Muy respetables pero no siempre creíbles son las curvas de predicción acerca de las conductas, sean naturales o culturales. Los animalitos humanos tenemos de ambas categorías por lo cual cabe prestar atención a las conductas tanto de los individuos como de la especie en su conjunto.
Los demógrafos observan que la curva de natalidad, si se proyecta a largo plazo en lo que nos queda por vivir en el siglo XXI, tiende a menguar. Cada vez se producen menos hijos y cada vez sobrevivimos más años. En términos de paisaje: cada vez nuestras sociedades tienen menos jóvenes y más viejos, bien que la noción de vejez y los resultados de la ancianidad se han alterado en estas pasadas décadas.
Estos guarismos semejan apuntar a un modelo de vida cada vez –repito el sintagma tratando de ser elocuente– más urbano y de clases medias, las más difíciles de definir. Somos cada vez más el hombre y la mujer cualesquiera, más individual y menos colectivo a pesar de ser cada vez más gregario. El campesinado tiende a desaparecer como tal, sustituido por habitantes de poblados que salen a labrar por la mañana y vuelven al núcleo urbano por la tarde-noche. Pero hay más. En ese mundo que controla sin saberlo la cantidad de su población, reemplazando la eclosión por la implosión en una suerte de higiene ambiental, el reparto de la natalidad no será o sería parejo.
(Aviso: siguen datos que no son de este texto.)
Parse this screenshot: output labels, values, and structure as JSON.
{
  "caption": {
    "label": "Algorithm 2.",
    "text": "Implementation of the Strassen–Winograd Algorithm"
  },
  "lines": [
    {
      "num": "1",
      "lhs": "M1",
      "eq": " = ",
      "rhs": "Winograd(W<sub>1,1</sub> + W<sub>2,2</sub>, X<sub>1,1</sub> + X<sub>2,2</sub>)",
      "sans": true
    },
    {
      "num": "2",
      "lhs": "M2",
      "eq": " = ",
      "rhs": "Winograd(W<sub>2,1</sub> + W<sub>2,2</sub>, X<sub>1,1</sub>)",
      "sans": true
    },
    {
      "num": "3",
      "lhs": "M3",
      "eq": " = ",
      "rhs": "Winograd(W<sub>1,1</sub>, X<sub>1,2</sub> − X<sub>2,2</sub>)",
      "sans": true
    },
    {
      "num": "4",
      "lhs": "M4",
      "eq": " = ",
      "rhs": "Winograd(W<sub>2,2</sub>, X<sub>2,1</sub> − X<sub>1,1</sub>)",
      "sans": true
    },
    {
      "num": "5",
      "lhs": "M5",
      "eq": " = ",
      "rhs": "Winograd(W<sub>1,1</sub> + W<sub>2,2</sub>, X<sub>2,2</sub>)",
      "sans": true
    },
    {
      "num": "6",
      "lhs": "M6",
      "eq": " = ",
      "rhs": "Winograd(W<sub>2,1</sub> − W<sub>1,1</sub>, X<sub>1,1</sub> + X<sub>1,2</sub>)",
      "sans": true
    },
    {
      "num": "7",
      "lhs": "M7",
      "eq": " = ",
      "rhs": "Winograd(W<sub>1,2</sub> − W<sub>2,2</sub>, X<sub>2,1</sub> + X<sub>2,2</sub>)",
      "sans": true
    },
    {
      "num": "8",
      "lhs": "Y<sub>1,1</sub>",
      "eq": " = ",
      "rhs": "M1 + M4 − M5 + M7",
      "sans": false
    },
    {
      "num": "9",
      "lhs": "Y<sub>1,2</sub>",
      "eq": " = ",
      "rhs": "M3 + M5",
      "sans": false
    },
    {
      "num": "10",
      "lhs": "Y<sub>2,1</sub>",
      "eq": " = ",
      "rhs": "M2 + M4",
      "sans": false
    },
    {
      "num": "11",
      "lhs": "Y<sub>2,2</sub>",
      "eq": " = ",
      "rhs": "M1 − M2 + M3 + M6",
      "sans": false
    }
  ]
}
África llevaría el protagonismo y así también algunas regiones asiáticas. La epidermis de la humanidad cambiará mayoritariamente de color, acentuando su (nuestra) pluralidad. Menos y más variados, urbanitas, viejos pero no seniles, en fin ¿qué opinarán nuestros bisnietos de tanto cambio, sabiendo que el cambio es el secreto a voces de la permanencia?